Rin frôle le jeune Anbu en écartant Tamaku, et réprime un frisson.

Bon sang…il dégage toujours la même aura…

Tamaku, avec un grognement mécontent, entreprend de soulever la livrée noire de l'Anbu pour s'occuper de la plaie.

Rin déglutit en apposant ses paumes à même la poitrine de l'homme grièvement atteint.

Les flux de chakra guérisseurs entourent d'une douce auréole bleutée ses mains, puis son patient. Rin sent la fatigue la gagner doucement.

Toucher la peau de quelqu'un dont le simple regard lacère son âme…elle ne s'en sent pas capable.

Un soupir de soulagement s'exhale en même temps des lèvres des deux blessés.

- Voilàààà ! Chantonne Tamaku, sentant bien le malaise ambiant.

Le blessé de Rin s'évanouit enfin, avec un bonheur visible.
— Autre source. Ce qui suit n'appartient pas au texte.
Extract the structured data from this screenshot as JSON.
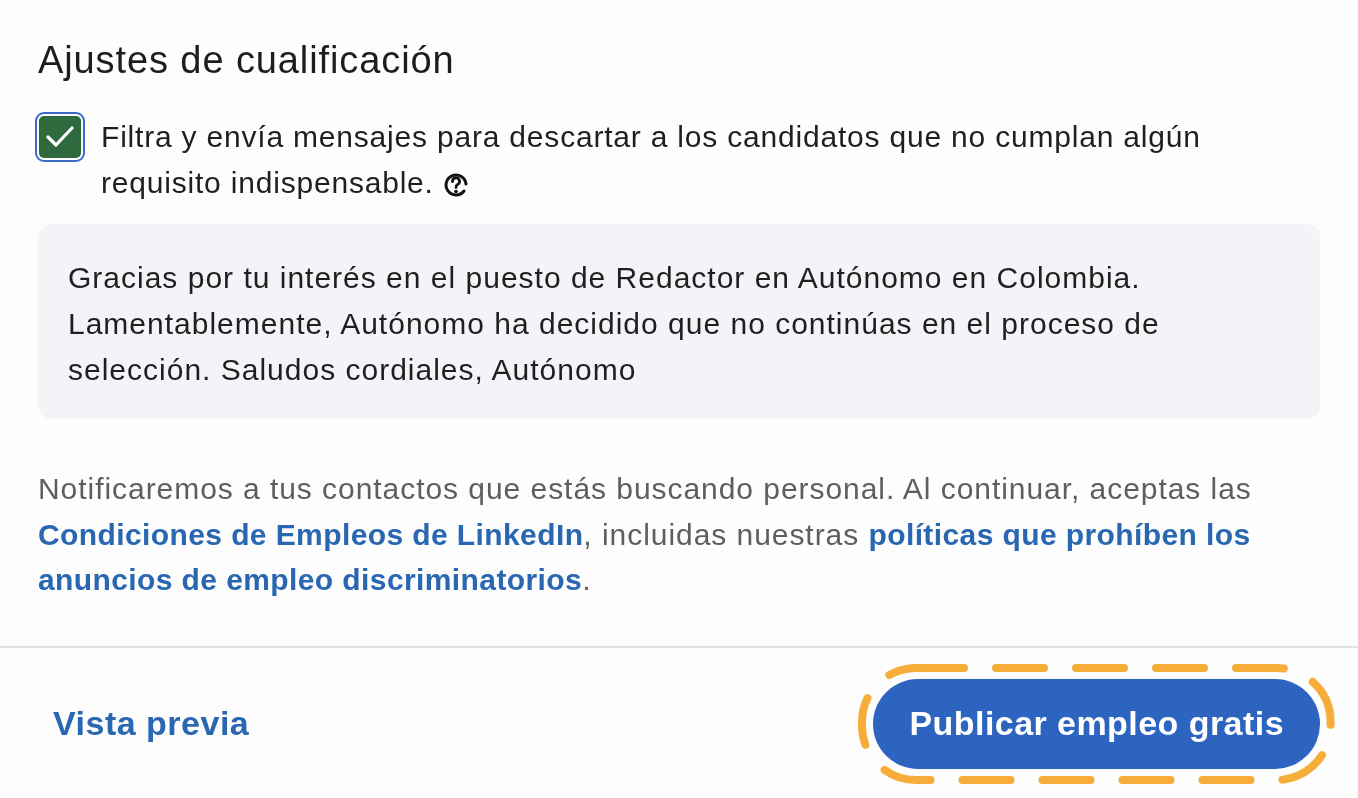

La kunoichi aux cheveux mauves se relève, chancelante.

Il a fermé sa paupière balafrée. Il évite aussi son regard.

Rin sent ce poids qui a si souvent oppressé sa poitrine revenir à nouveau.

J'ai rayé ton nom de mon cœur….Tu t'es arrangé pour oublier le mien…j'ai coupé mes cheveux, laissé maigrir mon visage d'enfant…Tu es entré dès que tu as pu dans cette organisation dont les membres ne peuvent rien éprouver… Alors pourquoi ça ne marche pas ?

Tamaku se retourne une dernière fois avant de voir disparaître les trois Anbu derrière les arbres, là où ils les ont laissé se reposer avant de reprendre leur périple.

Le médecin Shinobi vérifie que Motolo ne peut pas les entendre, puis se penche à l'oreille de Rin.

- Tu connaissais cet Anbu… Pourquoi vous ne vous êtes pas parlés ?

- On ne peut pas…lâche Rin après une hésitation. Par respect pour une autre personne…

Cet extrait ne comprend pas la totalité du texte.